Your homeowner’s insurance coverage policy will be your principal policy in regards to destruction caused to your home. This policy more often than not will provide for damage to your home due to fire, windstorms, hail and explosions as well as vandalism and theft. When your home becomes uninhabitable due to damage covered by your policy your homeowner’s insurance will also provide the necessary funds for you and your family to live elsewhere while your home is under construction or repair.

You may want to inquire with your insurance agent as to what losses are not covered by your homeowner’s insurance. Some states may grant separate state-sponsored catastrophe funds like the windpool program which covers damage caused by tropical storms, hurricanes, wind and hail. Because this coverage is provided by the state some homeowner’s policies may eliminate coverage and refer you to the windpool to obtain protection against wind-related damages. Therefore, when buying a home in high-risk hurricane states such as Alabama, Florida, Mississippi, North Carolina, South Carolina and Texas you may want to consider purchasing windstorm insurance.

Another disaster that generally is not covered in most homeowner’s insurance policies is flood insurance. Flood insurance is normally available through the National Flood Insurance Program governed by the Federal Emergency Management Agency. This covers destruction caused due to high waters or flash floods. So basically if a flash flood causes water to penetrate your residence flood insurance as opposed to homeowner’s insurance will cover your loss. If you don’t know whether or not your home is located in a flood risk area you may want to inquire with your insurance agent and adjust your policy accordingly.

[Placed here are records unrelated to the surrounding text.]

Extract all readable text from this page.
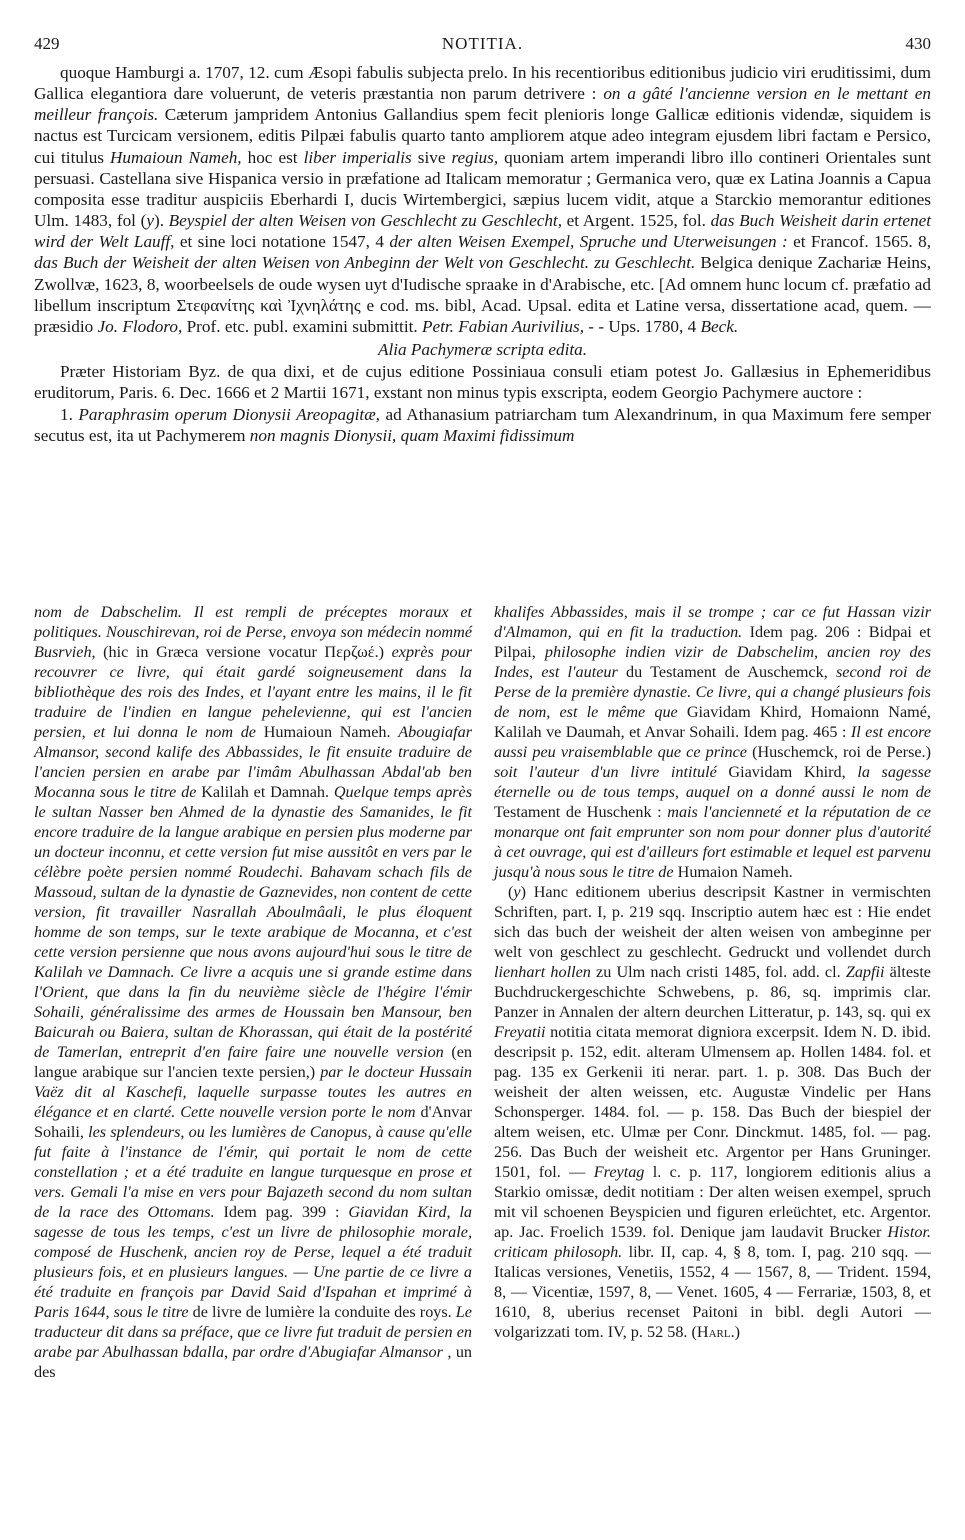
429	NOTITIA.	430

quoque Hamburgi a. 1707, 12. cum Æsopi fabulis subjecta prelo. In his recentioribus editionibus judicio viri eruditissimi, dum Gallica elegantiora dare voluerunt, de veteris præstantia non parum detrivere : on a gâté l'ancienne version en le mettant en meilleur françois. Cæterum jampridem Antonius Gallandius spem fecit plenioris longe Gallicæ editionis videndæ, siquidem is nactus est Turcicam versionem, editis Pilpæi fabulis quarto tanto ampliorem atque adeo integram ejusdem libri factam e Persico, cui titulus Humaioun Nameh, hoc est liber imperialis sive regius, quoniam artem imperandi libro illo contineri Orientales sunt persuasi. Castellana sive Hispanica versio in præfatione ad Italicam memoratur ; Germanica vero, quæ ex Latina Joannis a Capua composita esse traditur auspiciis Eberhardi I, ducis Wirtembergici, sæpius lucem vidit, atque a Starckio memorantur editiones Ulm. 1483, fol (y). Beyspiel der alten Weisen von Geschlecht zu Geschlecht, et Argent. 1525, fol. das Buch Weisheit darin ertenet wird der Welt Lauff, et sine loci notatione 1547, 4 der alten Weisen Exempel, Spruche und Uterweisungen : et Francof. 1565. 8, das Buch der Weisheit der alten Weisen von Anbeginn der Welt von Geschlecht. zu Geschlecht. Belgica denique Zachariæ Heins, Zwollvæ, 1623, 8, woorbeelsels de oude wysen uyt d'Iudische spraake in d'Arabische, etc. [Ad omnem hunc locum cf. præfatio ad libellum inscriptum Στεφανίτης καὶ Ἰχνηλάτης e cod. ms. bibl, Acad. Upsal. edita et Latine versa, dissertatione acad, quem. — præsidio Jo. Flodoro, Prof. etc. publ. examini submittit. Petr. Fabian Aurivilius, - - Ups. 1780, 4 Beck.

Alia Pachymeræ scripta edita.

Præter Historiam Byz. de qua dixi, et de cujus editione Possiniaua consuli etiam potest Jo. Gallæsius in Ephemeridibus eruditorum, Paris. 6. Dec. 1666 et 2 Martii 1671, exstant non minus typis exscripta, eodem Georgio Pachymere auctore :

1. Paraphrasim operum Dionysii Areopagitæ, ad Athanasium patriarcham tum Alexandrinum, in qua Maximum fere semper secutus est, ita ut Pachymerem non magnis Dionysii, quam Maximi fidissimum

nom de Dabschelim. Il est rempli de préceptes moraux et politiques. Nouschirevan, roi de Perse, envoya son médecin nommé Busrvieh, (hic in Græca versione vocatur Περζωέ.) exprès pour recouvrer ce livre, qui était gardé soigneusement dans la bibliothèque des rois des Indes, et l'ayant entre les mains, il le fit traduire de l'indien en langue pehelevienne, qui est l'ancien persien, et lui donna le nom de Humaioun Nameh. Abougiafar Almansor, second kalife des Abbassides, le fit ensuite traduire de l'ancien persien en arabe par l'imâm Abulhassan Abdal'ab ben Mocanna sous le titre de Kalilah et Damnah. Quelque temps après le sultan Nasser ben Ahmed de la dynastie des Samanides, le fit encore traduire de la langue arabique en persien plus moderne par un docteur inconnu, et cette version fut mise aussitôt en vers par le célèbre poète persien nommé Roudechi. Bahavam schach fils de Massoud, sultan de la dynastie de Gaznevides, non content de cette version, fit travailler Nasrallah Aboulmâali, le plus éloquent homme de son temps, sur le texte arabique de Mocanna, et c'est cette version persienne que nous avons aujourd'hui sous le titre de Kalilah ve Damnach. Ce livre a acquis une si grande estime dans l'Orient, que dans la fin du neuvième siècle de l'hégire l'émir Sohaili, généralissime des armes de Houssain ben Mansour, ben Baicurah ou Baiera, sultan de Khorassan, qui était de la postérité de Tamerlan, entreprit d'en faire faire une nouvelle version (en langue arabique sur l'ancien texte persien,) par le docteur Hussain Vaëz dit al Kaschefi, laquelle surpasse toutes les autres en élégance et en clarté. Cette nouvelle version porte le nom d'Anvar Sohaili, les splendeurs, ou les lumières de Canopus, à cause qu'elle fut faite à l'instance de l'émir, qui portait le nom de cette constellation ; et a été traduite en langue turquesque en prose et vers. Gemali l'a mise en vers pour Bajazeth second du nom sultan de la race des Ottomans. Idem pag. 399 : Giavidan Kird, la sagesse de tous les temps, c'est un livre de philosophie morale, composé de Huschenk, ancien roy de Perse, lequel a été traduit plusieurs fois, et en plusieurs langues. — Une partie de ce livre a été traduite en françois par David Said d'Ispahan et imprimé à Paris 1644, sous le titre de livre de lumière la conduite des roys. Le traducteur dit dans sa préface, que ce livre fut traduit de persien en arabe par Abulhassan bdalla, par ordre d'Abugiafar Almansor , un des

khalifes Abbassides, mais il se trompe ; car ce fut Hassan vizir d'Almamon, qui en fit la traduction. Idem pag. 206 : Bidpai et Pilpai, philosophe indien vizir de Dabschelim, ancien roy des Indes, est l'auteur du Testament de Auschemck, second roi de Perse de la première dynastie. Ce livre, qui a changé plusieurs fois de nom, est le même que Giavidam Khird, Homaionn Namé, Kalilah ve Daumah, et Anvar Sohaili. Idem pag. 465 : Il est encore aussi peu vraisemblable que ce prince (Huschemck, roi de Perse.) soit l'auteur d'un livre intitulé Giavidam Khird, la sagesse éternelle ou de tous temps, auquel on a donné aussi le nom de Testament de Huschenk : mais l'ancienneté et la réputation de ce monarque ont fait emprunter son nom pour donner plus d'autorité à cet ouvrage, qui est d'ailleurs fort estimable et lequel est parvenu jusqu'à nous sous le titre de Humaion Nameh.

(y) Hanc editionem uberius descripsit Kastner in vermischten Schriften, part. I, p. 219 sqq. Inscriptio autem hæc est : Hie endet sich das buch der weisheit der alten weisen von ambeginne per welt von geschlect zu geschlecht. Gedruckt und vollendet durch lienhart hollen zu Ulm nach cristi 1485, fol. add. cl. Zapfii älteste Buchdruckergeschichte Schwebens, p. 86, sq. imprimis clar. Panzer in Annalen der altern deurchen Litteratur, p. 143, sq. qui ex Freyatii notitia citata memorat digniora excerpsit. Idem N. D. ibid. descripsit p. 152, edit. alteram Ulmensem ap. Hollen 1484. fol. et pag. 135 ex Gerkenii iti nerar. part. 1. p. 308. Das Buch der weisheit der alten weissen, etc. Augustæ Vindelic per Hans Schonsperger. 1484. fol. — p. 158. Das Buch der biespiel der altem weisen, etc. Ulmæ per Conr. Dinckmut. 1485, fol. — pag. 256. Das Buch der weisheit etc. Argentor per Hans Gruninger. 1501, fol. — Freytag l. c. p. 117, longiorem editionis alius a Starkio omissæ, dedit notitiam : Der alten weisen exempel, spruch mit vil schoenen Beyspicien und figuren erleüchtet, etc. Argentor. ap. Jac. Froelich 1539. fol. Denique jam laudavit Brucker Histor. criticam philosoph. libr. II, cap. 4, § 8, tom. I, pag. 210 sqq. — Italicas versiones, Venetiis, 1552, 4 — 1567, 8, — Trident. 1594, 8, — Vicentiæ, 1597, 8, — Venet. 1605, 4 — Ferrariæ, 1503, 8, et 1610, 8, uberius recenset Paitoni in bibl. degli Autori — volgarizzati tom. IV, p. 52 58. (Harl.)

The burden of reviewing and updating a homeowner’s insurance policy lies on the homeowner. It is important to make sure you do this periodically to ensure that you maintain adequate coverage. Remain conscience of various improvements you make to your home whether you have recently remodeled or simply purchased new furniture or appliances. You must also remain cognizant of inflation and rises in property value. A home that was purchased for $32,000 in 1975 may be worth $150,000 in 2005. It is also wise to consider the year your home was built and the cost of building materials during that time. If your home was built in the 1970s does the building code of the new millennium allow for the same construction standards? Don’t get underpaid in the event of a loss because you underestimated the value of your home.

Timothy Gorman is a successful Webmaster and publisher of Best-Free-Insurance-Quotes.com. He provides more insurance information and offers free money saving auto, life, health and home insurance quotes that you can research in your pajamas on his website.